Au Mesnil-le-Roi, les cloches de Saint-Vincent continueront de rythmer le village

Publié le 06 juillet 2026

Partager

Au Mesnil-le-Roi, les cloches de Saint-Vincent continueront de rythmer le village

Article rédigé par Emilie Leroy

Sans categorie

Le tribunal administratif a rejeté, le 30 juin 2026, la demande de riverains qui voulaient faire taire les cloches de l’église Saint-Vincent. En cause : des sonneries jugées trop présentes, entre les offices religieux et les quarts d’heure qui scandent le temps du village.

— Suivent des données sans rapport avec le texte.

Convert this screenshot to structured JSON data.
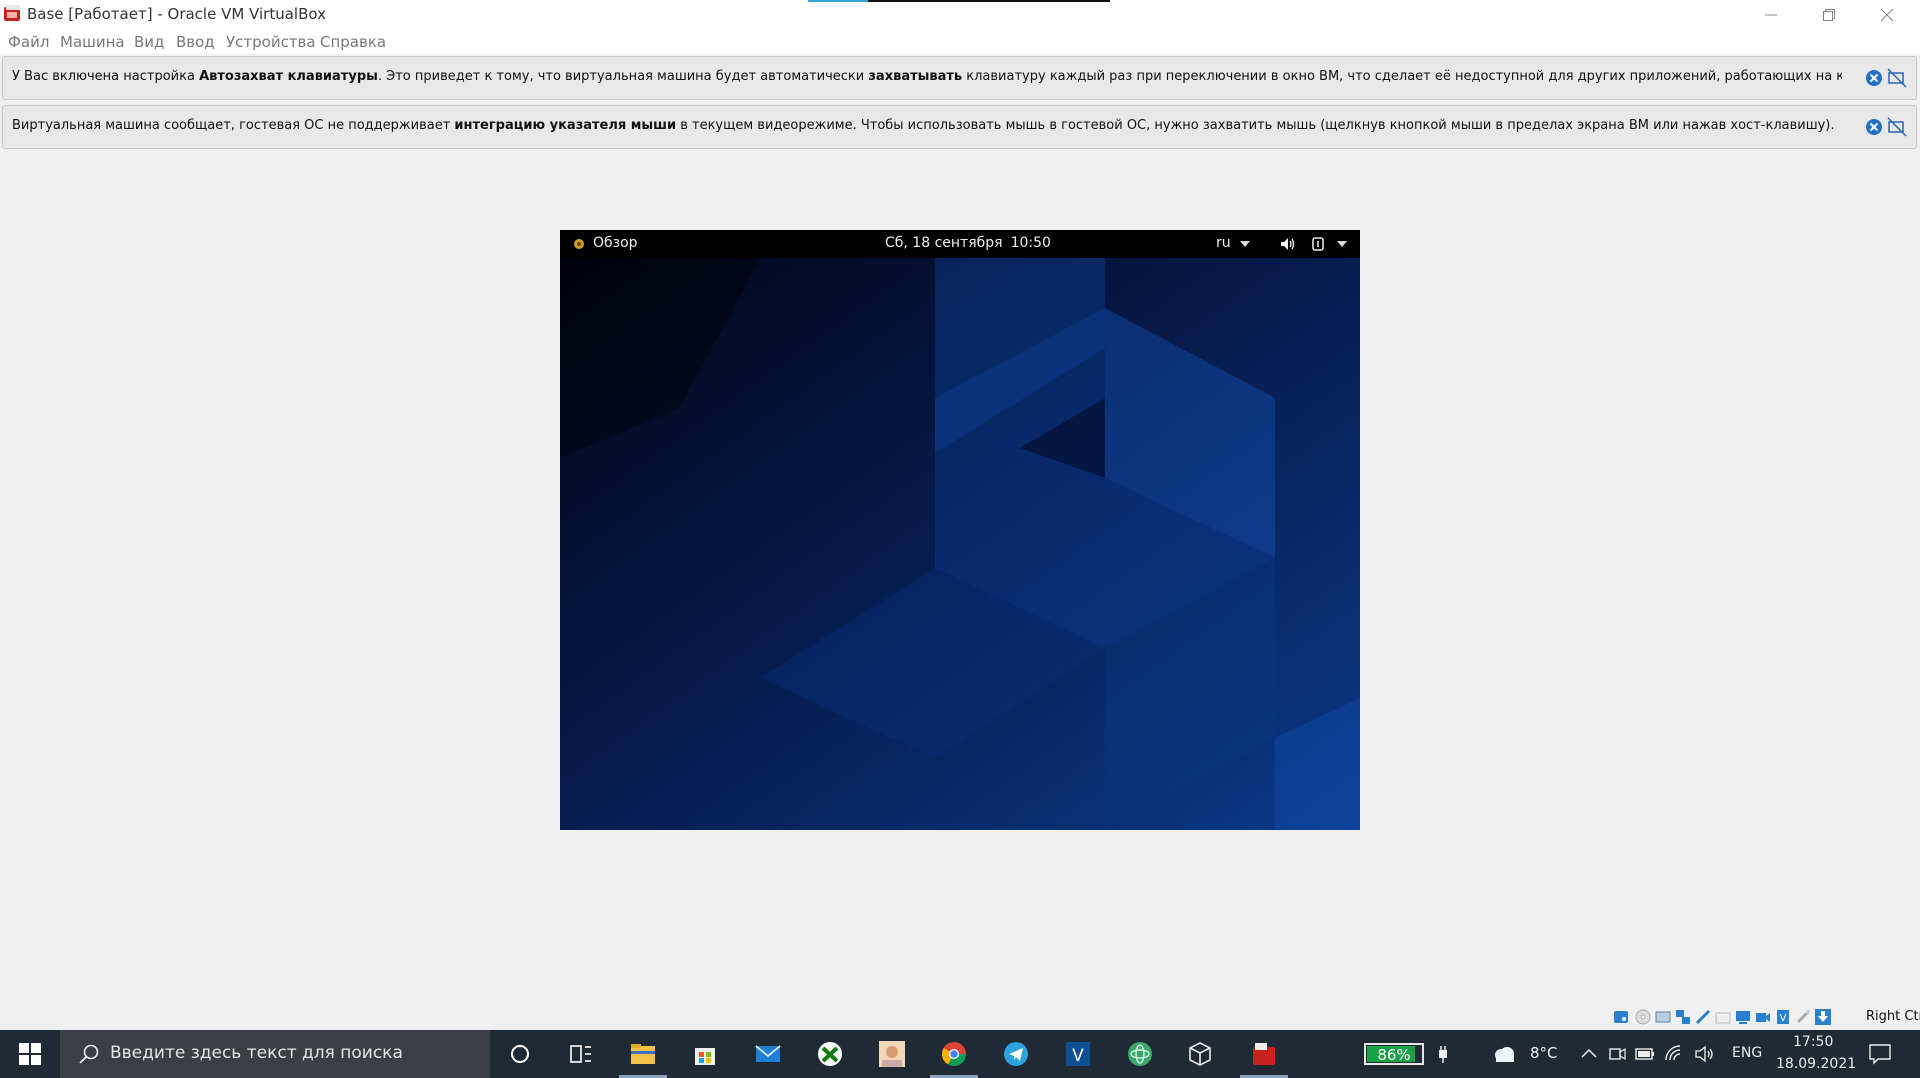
{
  "window": {
    "title": "Base [Работает] - Oracle VM VirtualBox",
    "progress_fraction": 0.2
  },
  "menu": [
    "Файл",
    "Машина",
    "Вид",
    "Ввод",
    "Устройства",
    "Справка"
  ],
  "notices": [
    {
      "parts": [
        {
          "text": "У Вас включена настройка ",
          "bold": false
        },
        {
          "text": "Автозахват клавиатуры",
          "bold": true
        },
        {
          "text": ". Это приведет к тому, что виртуальная машина будет автоматически ",
          "bold": false
        },
        {
          "text": "захватывать",
          "bold": true
        },
        {
          "text": " клавиатуру каждый раз при переключении в окно ВМ, что сделает её недоступной для других приложений, работающих на компьютере: когда клавиатура захвачена,",
          "bold": false
        }
      ]
    },
    {
      "parts": [
        {
          "text": "Виртуальная машина сообщает, гостевая ОС не поддерживает ",
          "bold": false
        },
        {
          "text": "интеграцию указателя мыши",
          "bold": true
        },
        {
          "text": " в текущем видеорежиме. Чтобы использовать мышь в гостевой ОС, нужно захватить мышь (щелкнув кнопкой мыши в пределах экрана ВМ или нажав хост-клавишу).",
          "bold": false
        }
      ]
    }
  ],
  "vm": {
    "activities": "Обзор",
    "date": "Сб, 18 сентября",
    "time": "10:50",
    "lang": "ru"
  },
  "statusbar": {
    "host_key": "Right Ctrl"
  },
  "taskbar": {
    "search_placeholder": "Введите здесь текст для поиска",
    "battery_percent": "86%",
    "battery_fraction": 0.86,
    "temperature": "8°C",
    "keyboard_lang": "ENG",
    "clock_time": "17:50",
    "clock_date": "18.09.2021"
  },
  "colors": {
    "accent": "#3aa3d8",
    "battery_green": "#19a04a",
    "taskbar_bg": "#202a35",
    "vm_bg": "#0a2a6c"
  }
}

Une décision fondée sur le droit et l’usage local

Gênés par ces sonneries régulières, des habitants avaient d’abord demandé au maire de la commune de faire cesser les sonneries des cloches de l’église. Faute de réponse de sa part, ils ont considéré qu’il s’agissait d’un refus implicite. Il ont saisi la justice administrative pour contester cette situation.

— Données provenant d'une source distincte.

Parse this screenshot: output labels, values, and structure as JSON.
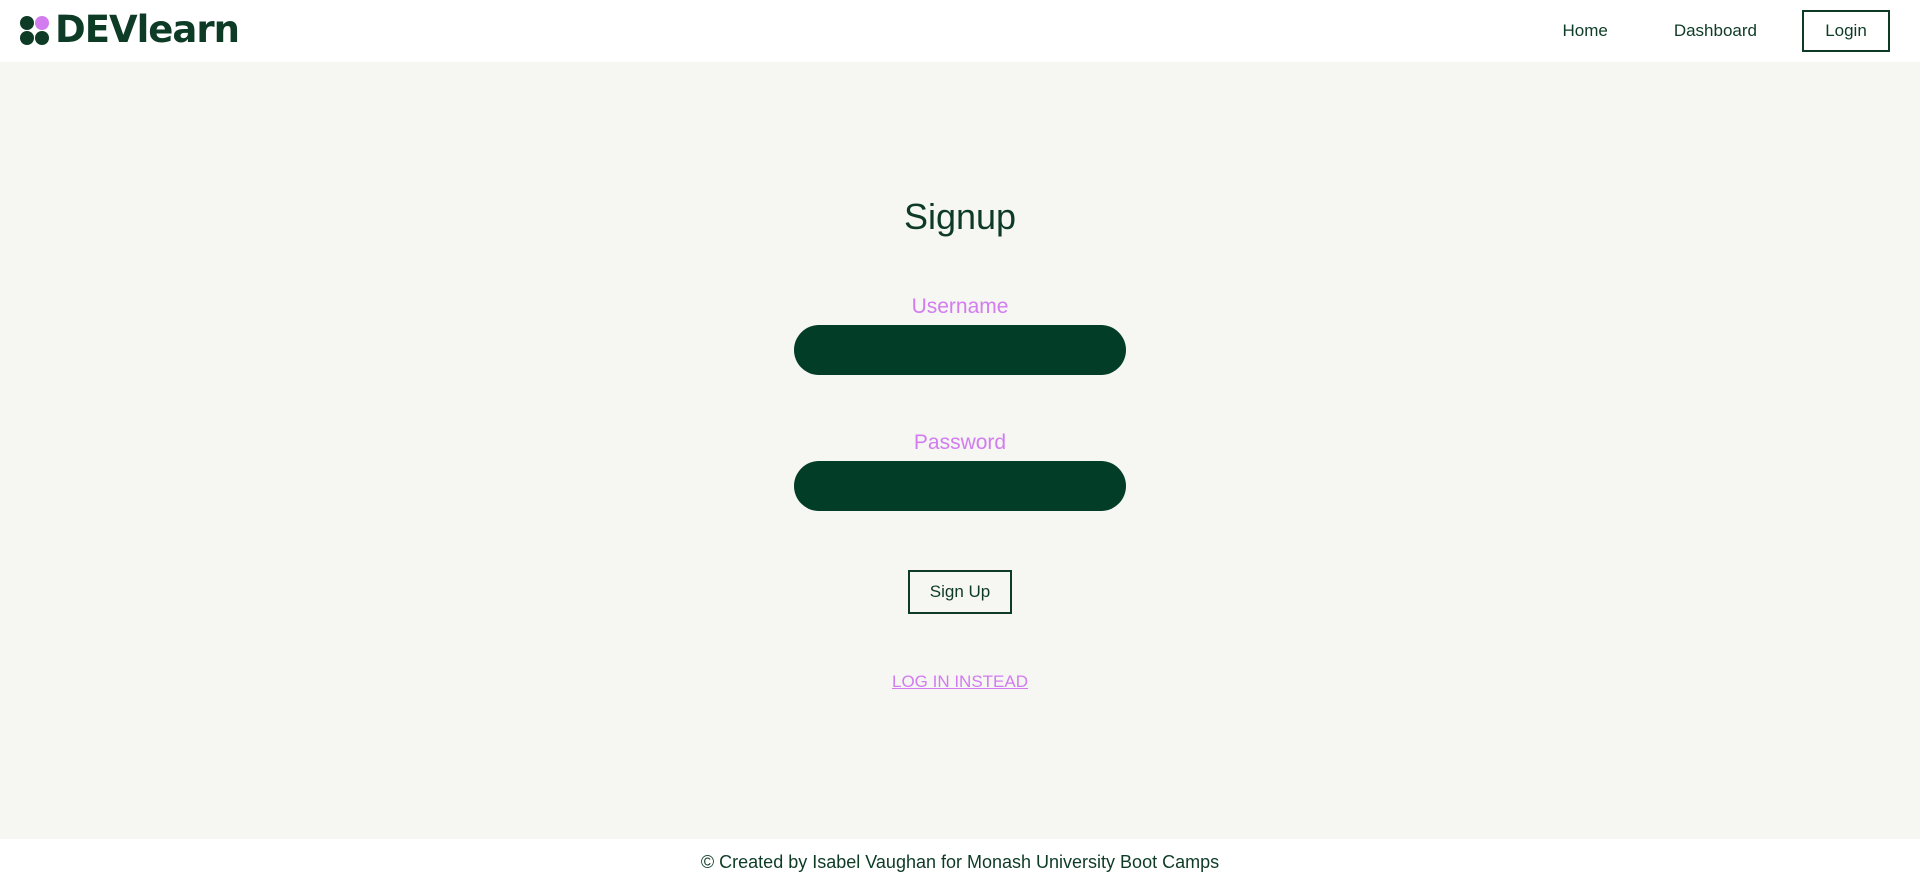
{
  "colors": {
    "brand_dark": "#0d3b26",
    "accent": "#d27cf0",
    "input_bg": "#023d27",
    "background": "#f6f6f2",
    "header_bg": "#ffffff"
  },
  "header": {
    "logo": {
      "text": "DEVlearn",
      "icon": "four-dots-logo-icon"
    },
    "nav": {
      "home": "Home",
      "dashboard": "Dashboard",
      "login": "Login"
    }
  },
  "form": {
    "title": "Signup",
    "username_label": "Username",
    "username_value": "",
    "password_label": "Password",
    "password_value": "",
    "submit_label": "Sign Up",
    "alt_link": "LOG IN INSTEAD"
  },
  "footer": {
    "text": "© Created by Isabel Vaughan for Monash University Boot Camps"
  }
}
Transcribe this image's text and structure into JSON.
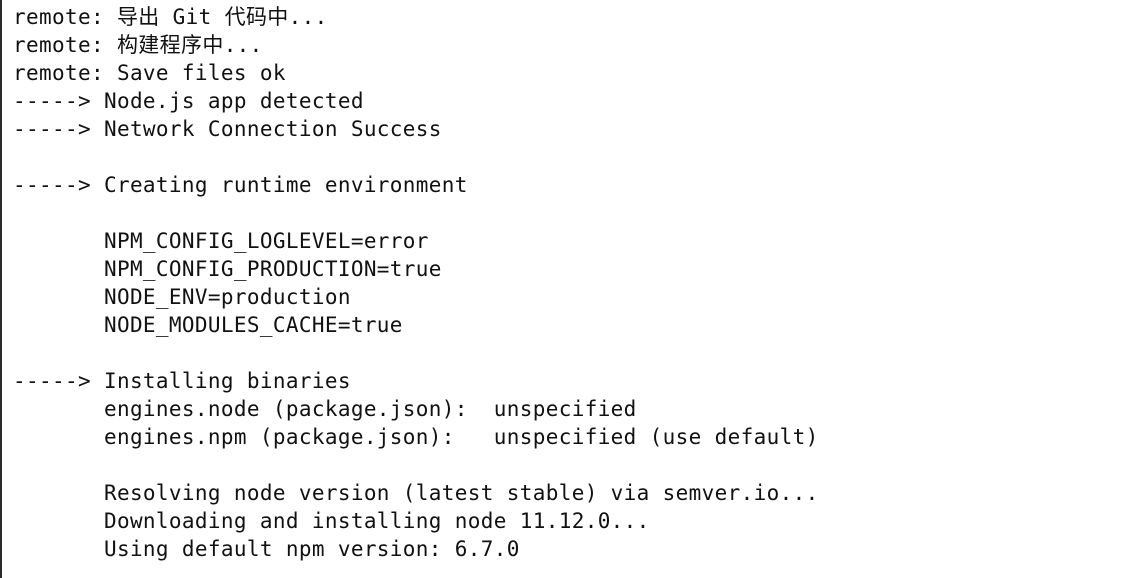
{
  "terminal": {
    "lines": [
      "remote: 导出 Git 代码中...",
      "remote: 构建程序中...",
      "remote: Save files ok",
      "-----> Node.js app detected",
      "-----> Network Connection Success",
      "",
      "-----> Creating runtime environment",
      "",
      "       NPM_CONFIG_LOGLEVEL=error",
      "       NPM_CONFIG_PRODUCTION=true",
      "       NODE_ENV=production",
      "       NODE_MODULES_CACHE=true",
      "",
      "-----> Installing binaries",
      "       engines.node (package.json):  unspecified",
      "       engines.npm (package.json):   unspecified (use default)",
      "",
      "       Resolving node version (latest stable) via semver.io...",
      "       Downloading and installing node 11.12.0...",
      "       Using default npm version: 6.7.0"
    ]
  }
}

Le tribunal administratif a rejeté la requête le 30 juin dernier. Il a rappelé que la loi du 9 décembre 1905 sur la séparation des Églises et de l’État, prévoient qu’un arrêté municipal doit encadrer l’usage des cloches à des fins civiles et religieuses. Mais, un tel arrêté n’a toutefois jamais été pris dans la commune. Cette absence ne suffit pas, à elle seule, à obliger le maire à faire cesser ces sonneries.

En clair, le silence de la réglementation locale ne suffit pas à faire taire les cloches.

Un usage ancien reconnu

Au-delà de leur fonction religieuse, les juges ont surtout retenu l’existence d’un usage local ancien, régulier et durable. Dans cette logique, les cloches ne servent pas uniquement le culte. Elles participent aussi à la vie civile du village, en marquant les heures.

L’église Saint-Vincent, un monument historique du Mesnil-le-Roi

Cette place particulière des cloches s’explique aussi par l’histoire du lieu. Édifiée en 1587 et consacrée le 2 août de la même année, l’église Saint-Vincent domine le village de Le Mesnil-le-Roi depuis plus de 420 ans. Elle porte encore la mémoire d’un territoire marqué par la vigne, dont saint Vincent est le patron, ainsi que par des siècles de vie paroissiale et seigneuriale.

Le clocher a longtemps abrité quatre cloches baptisées : Marie, Anne, Renée et Louise-Marie. Comme des figures familières du village, elles étaient parrainées, nommées, intégrées à la vie quotidienne. Mais l’histoire n’a pas épargné ce patrimoine. Trois des cloches ont été réquisitionnées sous le Premier Empire puis fondues pour fabriquer des canons. Seule Marie a survécu. Avec elle, se poursuit une continuité : dans ce village, les cloches continuent encore aujourd’hui de rythmer le temps quotidien.